With this model, we can still provide always up to date values. When performing a read request, we also query the 3 nodes that must contain the data and wait for 2 of them. Because we have 3 nodes, wrote at least on 2 of them, and read on 2 of them, we will necessarily get the last value. This algorithm is discussed in Amazon's DynamoDB paper[0].
I reasoned in a model where there is no bandwidth, no CPU limit, no contention at all. In real systems, these limits apply, and we think that's another argument in favor of Garage :-)
No. The "proxy" node, a random node that you connect to will do:
0. split the file into chunks of ~4MB (can be changed) while streaming
for each chunk (you can write chunks in parallel):
1. get id from master (can be fixed by generating an id in the proxy node with some custom code, 0 messages with custom plugin)
2. write to 1 volume-server (which will write to another node for majority) (2 messages)
3. update metadata layer, to keep track of chunks so you can resume/cancel/clean-failed uploads (metadata may be another raft subsystem, think yugabytedb/cockroachdb, so it needs to do it's own 2 writes) (2 messages)

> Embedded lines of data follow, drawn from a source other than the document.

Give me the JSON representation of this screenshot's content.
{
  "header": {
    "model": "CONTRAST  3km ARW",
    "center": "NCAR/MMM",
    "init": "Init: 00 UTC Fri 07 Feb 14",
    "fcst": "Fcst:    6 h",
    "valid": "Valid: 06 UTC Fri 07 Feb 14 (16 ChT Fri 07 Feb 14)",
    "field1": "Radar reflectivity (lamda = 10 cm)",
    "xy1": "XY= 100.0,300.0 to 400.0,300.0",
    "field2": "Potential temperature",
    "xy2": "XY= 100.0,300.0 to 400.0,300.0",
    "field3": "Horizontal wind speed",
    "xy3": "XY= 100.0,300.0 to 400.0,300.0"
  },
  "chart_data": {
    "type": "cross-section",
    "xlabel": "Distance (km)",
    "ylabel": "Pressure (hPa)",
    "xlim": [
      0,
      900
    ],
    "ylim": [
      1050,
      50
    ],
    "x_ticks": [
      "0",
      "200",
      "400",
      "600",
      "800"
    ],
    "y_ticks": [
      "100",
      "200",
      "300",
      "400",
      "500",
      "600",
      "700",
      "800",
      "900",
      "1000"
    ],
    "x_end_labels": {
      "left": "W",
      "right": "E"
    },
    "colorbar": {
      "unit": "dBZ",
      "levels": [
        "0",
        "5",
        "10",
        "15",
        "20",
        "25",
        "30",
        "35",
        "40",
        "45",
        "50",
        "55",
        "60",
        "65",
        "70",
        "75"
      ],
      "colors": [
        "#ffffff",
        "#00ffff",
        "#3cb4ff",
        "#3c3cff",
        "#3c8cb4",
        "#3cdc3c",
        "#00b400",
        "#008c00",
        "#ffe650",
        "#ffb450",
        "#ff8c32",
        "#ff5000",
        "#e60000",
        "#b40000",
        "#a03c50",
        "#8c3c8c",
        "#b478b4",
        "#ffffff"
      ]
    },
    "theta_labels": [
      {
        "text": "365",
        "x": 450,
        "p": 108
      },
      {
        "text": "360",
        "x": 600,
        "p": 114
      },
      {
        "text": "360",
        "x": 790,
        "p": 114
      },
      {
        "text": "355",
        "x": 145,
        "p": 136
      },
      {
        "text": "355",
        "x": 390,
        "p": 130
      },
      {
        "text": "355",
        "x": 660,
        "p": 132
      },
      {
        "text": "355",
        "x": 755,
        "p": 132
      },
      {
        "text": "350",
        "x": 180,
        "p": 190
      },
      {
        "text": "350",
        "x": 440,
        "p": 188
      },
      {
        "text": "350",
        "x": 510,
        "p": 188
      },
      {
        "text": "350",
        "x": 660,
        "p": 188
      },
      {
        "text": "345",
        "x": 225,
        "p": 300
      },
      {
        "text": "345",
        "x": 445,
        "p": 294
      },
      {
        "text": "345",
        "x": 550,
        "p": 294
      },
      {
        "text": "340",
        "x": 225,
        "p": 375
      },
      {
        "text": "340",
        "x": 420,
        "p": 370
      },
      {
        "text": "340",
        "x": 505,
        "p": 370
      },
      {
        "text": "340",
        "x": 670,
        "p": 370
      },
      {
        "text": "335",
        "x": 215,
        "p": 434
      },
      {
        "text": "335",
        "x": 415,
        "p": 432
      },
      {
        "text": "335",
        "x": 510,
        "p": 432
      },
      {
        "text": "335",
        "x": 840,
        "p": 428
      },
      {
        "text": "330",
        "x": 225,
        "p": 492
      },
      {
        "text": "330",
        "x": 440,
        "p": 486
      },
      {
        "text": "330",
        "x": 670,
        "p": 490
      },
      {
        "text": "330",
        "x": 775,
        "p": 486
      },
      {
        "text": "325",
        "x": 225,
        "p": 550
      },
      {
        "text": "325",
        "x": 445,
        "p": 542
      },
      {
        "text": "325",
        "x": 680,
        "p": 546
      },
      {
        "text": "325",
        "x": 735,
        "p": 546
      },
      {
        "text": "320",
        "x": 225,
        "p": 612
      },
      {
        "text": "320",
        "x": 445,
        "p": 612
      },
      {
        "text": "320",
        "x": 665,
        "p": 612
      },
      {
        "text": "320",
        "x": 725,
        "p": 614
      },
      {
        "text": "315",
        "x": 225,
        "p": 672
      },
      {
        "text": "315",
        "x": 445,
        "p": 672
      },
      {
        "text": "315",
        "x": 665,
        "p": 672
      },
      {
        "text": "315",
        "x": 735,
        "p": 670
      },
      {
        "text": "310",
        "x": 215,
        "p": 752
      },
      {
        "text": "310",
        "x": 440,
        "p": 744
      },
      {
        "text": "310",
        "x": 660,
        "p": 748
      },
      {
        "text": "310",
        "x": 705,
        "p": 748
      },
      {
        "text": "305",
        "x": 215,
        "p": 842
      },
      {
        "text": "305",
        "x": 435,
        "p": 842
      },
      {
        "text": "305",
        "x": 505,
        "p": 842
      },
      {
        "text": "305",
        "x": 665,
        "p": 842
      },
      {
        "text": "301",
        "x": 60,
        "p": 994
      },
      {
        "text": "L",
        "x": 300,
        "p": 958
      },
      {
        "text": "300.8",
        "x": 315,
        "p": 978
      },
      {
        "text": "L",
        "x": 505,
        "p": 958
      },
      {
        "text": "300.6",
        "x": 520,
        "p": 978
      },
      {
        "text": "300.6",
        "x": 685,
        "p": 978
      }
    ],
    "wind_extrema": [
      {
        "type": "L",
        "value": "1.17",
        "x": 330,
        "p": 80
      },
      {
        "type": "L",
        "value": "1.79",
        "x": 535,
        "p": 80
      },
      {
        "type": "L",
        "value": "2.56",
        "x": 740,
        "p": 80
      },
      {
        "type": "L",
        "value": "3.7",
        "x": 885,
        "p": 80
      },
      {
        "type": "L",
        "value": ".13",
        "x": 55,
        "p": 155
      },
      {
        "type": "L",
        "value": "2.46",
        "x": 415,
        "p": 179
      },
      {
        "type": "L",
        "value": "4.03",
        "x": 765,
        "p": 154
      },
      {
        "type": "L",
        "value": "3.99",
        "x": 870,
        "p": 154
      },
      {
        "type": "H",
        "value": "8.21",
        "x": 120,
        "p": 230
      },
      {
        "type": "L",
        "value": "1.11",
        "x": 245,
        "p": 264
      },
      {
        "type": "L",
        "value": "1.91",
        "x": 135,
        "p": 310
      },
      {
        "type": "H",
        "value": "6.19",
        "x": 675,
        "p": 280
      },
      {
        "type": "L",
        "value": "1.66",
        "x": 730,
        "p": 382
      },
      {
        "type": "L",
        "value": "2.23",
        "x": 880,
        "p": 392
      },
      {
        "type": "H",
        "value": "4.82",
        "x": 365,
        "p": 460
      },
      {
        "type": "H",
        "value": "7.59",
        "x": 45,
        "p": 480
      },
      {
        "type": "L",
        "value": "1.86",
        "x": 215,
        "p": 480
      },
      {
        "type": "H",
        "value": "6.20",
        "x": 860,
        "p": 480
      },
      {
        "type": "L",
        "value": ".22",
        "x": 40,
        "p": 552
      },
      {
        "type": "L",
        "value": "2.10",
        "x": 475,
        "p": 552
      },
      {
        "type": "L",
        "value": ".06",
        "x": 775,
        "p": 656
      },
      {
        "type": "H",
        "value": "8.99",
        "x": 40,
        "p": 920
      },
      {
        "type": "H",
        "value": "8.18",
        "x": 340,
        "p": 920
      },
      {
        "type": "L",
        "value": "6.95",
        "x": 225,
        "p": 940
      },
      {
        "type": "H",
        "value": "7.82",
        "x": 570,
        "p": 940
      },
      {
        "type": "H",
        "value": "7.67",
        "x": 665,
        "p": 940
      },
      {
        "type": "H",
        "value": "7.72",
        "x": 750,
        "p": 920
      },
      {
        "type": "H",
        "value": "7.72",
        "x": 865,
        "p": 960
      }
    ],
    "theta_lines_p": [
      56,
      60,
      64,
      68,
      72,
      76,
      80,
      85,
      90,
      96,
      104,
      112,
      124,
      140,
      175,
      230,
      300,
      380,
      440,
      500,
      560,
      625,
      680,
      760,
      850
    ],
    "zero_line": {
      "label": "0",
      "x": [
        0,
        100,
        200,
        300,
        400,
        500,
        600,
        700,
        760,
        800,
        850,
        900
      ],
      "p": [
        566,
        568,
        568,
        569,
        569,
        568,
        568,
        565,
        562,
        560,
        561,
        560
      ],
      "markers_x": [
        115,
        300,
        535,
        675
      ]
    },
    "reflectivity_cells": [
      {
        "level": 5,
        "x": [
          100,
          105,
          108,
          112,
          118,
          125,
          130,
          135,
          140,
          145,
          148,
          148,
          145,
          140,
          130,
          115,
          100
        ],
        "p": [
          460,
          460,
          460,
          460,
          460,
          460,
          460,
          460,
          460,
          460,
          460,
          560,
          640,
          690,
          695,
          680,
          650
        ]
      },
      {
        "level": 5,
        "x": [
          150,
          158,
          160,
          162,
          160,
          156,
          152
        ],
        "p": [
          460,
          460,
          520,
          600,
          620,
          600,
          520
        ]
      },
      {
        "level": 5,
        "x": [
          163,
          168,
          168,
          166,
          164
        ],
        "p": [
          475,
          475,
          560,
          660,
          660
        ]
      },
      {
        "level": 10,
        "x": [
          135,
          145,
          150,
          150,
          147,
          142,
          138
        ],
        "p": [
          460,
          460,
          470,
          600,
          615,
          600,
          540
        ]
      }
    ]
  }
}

Mark as "ok" in metadata layer and return ok to client. (2 messages)
The chunking is more complex, you have to track more data, but in the end is better. You spread a file to multiple servers & disks. If a server fails with erasure-coding and you need to read a file, you won't have to "erasure-decode" the whole file since you'll have to do it only for the missing chunks. If you have a hot file, you can spread reads on many machines/disks. You can upload very-big-files (terabytes), you can "append" to a file. You can have a smart-client (or colocate a proxy on your client server) for smart-routing and stuff.
That proxy node is a volume server itself, and uses simple replication to mirror its volume on another server. Raft consensus is not used for the writes. Upon replication failure, the data becomes read-only [1], thus giving up partition tolerance. These are not really comparable.
This is, in essence, strongly-consistent replication; in the sense that you wait for a majority of writes before answering a request: So you're still paying the latency cost of a round trip with a least another node on each write. How is this any better than a Raft cluster with the same behavior? (N/2+1 write consistency)
https://garagehq.deuxfleurs.fr/documentation/design/benchmar...
Yes we do round-trips to other nodes, but we do much fewer of them to ensure the same level of consistency.
This is to be expected from a distributed system's theory perspective, as consensus (or total order) is a much harder problem to solve than what we are doing.
We haven't (yet) gone into dissecating the Raft protocol or Minio's implementation to figure out why exactly it is much slower, but the benchmark I linked above is already strong enough evidence for us.